Mas todos, não apenas o promotor público, perderam. Se o ANC não tem competição, nunca será o melhor partido governante possível que poderia se tornar. Se os eleitores não tiverem alternativas viáveis, então a prestação de serviços – incluindo água, eletricidade, cuidados de saúde e pagamentos de assistência social – continuará incompleta e abaixo do padrão.
A crise de liderança da oposição sul-africana também é um golpe para a região e para a comunidade internacional, porque a África do Sul se tornou um modelo para tantas outras nações. As democracias nascentes têm frequentemente lutado nas primeiras três décadas de liberdade pós-colonial para demonstrar uma capacidade efectiva de autodeterminação que não reproduz formas de governação antidemocrática da era colonial.

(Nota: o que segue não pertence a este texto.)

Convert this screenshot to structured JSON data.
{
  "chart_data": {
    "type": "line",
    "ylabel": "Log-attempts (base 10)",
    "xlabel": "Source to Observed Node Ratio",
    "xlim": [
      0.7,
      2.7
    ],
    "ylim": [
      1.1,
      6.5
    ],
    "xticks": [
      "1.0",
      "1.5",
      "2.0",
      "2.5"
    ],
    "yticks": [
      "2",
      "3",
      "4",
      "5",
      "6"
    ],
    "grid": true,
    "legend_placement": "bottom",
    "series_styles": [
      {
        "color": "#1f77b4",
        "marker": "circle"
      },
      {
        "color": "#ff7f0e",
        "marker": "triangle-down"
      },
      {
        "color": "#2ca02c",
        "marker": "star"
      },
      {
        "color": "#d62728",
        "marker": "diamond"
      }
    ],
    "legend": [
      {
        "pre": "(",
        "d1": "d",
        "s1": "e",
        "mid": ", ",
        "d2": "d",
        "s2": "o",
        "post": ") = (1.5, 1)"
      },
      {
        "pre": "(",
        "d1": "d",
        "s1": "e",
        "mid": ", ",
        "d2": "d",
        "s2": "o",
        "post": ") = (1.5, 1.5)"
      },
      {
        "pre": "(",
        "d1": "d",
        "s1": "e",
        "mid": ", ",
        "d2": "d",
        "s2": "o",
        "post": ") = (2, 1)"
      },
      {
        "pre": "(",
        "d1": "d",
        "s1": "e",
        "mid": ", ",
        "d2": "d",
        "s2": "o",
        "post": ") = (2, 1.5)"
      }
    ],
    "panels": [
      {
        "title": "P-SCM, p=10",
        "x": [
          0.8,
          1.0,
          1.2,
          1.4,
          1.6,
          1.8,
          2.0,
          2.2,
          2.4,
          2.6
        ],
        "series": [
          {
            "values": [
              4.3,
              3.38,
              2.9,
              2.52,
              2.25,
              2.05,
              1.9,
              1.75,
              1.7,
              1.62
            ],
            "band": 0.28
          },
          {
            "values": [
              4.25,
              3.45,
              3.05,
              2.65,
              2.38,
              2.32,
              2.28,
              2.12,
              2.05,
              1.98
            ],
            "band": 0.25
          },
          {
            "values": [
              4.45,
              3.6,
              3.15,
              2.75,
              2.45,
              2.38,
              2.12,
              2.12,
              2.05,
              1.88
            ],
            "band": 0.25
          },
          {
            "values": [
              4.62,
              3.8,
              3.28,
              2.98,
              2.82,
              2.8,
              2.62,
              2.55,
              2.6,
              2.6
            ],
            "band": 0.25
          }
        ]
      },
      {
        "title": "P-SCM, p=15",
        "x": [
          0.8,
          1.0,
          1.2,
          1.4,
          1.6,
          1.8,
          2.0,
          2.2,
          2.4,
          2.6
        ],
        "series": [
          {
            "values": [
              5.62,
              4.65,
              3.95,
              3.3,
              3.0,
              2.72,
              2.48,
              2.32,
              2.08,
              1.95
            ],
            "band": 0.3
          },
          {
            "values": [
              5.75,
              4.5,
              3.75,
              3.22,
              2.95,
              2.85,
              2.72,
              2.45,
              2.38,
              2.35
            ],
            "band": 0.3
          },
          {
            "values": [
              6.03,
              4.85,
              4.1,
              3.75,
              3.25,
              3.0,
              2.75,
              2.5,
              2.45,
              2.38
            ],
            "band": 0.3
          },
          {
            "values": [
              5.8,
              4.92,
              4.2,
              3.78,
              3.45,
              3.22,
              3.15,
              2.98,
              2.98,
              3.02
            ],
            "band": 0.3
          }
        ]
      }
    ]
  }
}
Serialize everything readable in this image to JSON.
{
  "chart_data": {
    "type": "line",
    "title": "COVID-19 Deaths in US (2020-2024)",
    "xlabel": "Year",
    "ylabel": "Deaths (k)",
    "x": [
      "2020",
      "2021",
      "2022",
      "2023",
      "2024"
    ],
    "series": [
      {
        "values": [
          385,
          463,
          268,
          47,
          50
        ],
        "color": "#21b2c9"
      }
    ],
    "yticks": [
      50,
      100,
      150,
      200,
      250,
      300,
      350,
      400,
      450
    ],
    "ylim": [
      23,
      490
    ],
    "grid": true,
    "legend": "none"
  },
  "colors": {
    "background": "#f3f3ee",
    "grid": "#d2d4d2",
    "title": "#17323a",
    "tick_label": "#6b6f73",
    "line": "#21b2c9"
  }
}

Outros países africanos têm frequentemente olhado para a África do Sul como um farol de esperança democrática. Por sua vez, o sucesso económico e democrático da África do Sul deu-lhe influência geopolítica no seio de organismos regionais como a União Africana. E no palco internacional, o modelo constitucional democrático liberal e progressista exemplar da África do Sul permitiu que ela fosse levada mais a sério pelo norte global do que a maioria das democracias africanas. Mas todos estes ganhos estão dependentes de uma democracia multipartidária que funcione. Mesmo os investidores que se preocupam com o risco político sentem algum conforto nos mecanismos de responsabilização em vigor na África do Sul, que incluem não só a consolidação do Estado de direito e de uma sociedade civil vigorosa, mas também uma esfera política democrática competitiva.
Agora, o Ministério Público prestou um mau serviço ao país e à região, com uma má gestão das diferenças políticas internas entre políticos que colocam a sua ambição pessoal à frente de um compromisso de salvaguarda da democracia do país. A democracia multipartidária sul-africana foi uma boa ideia. Agora está em sérios problemas.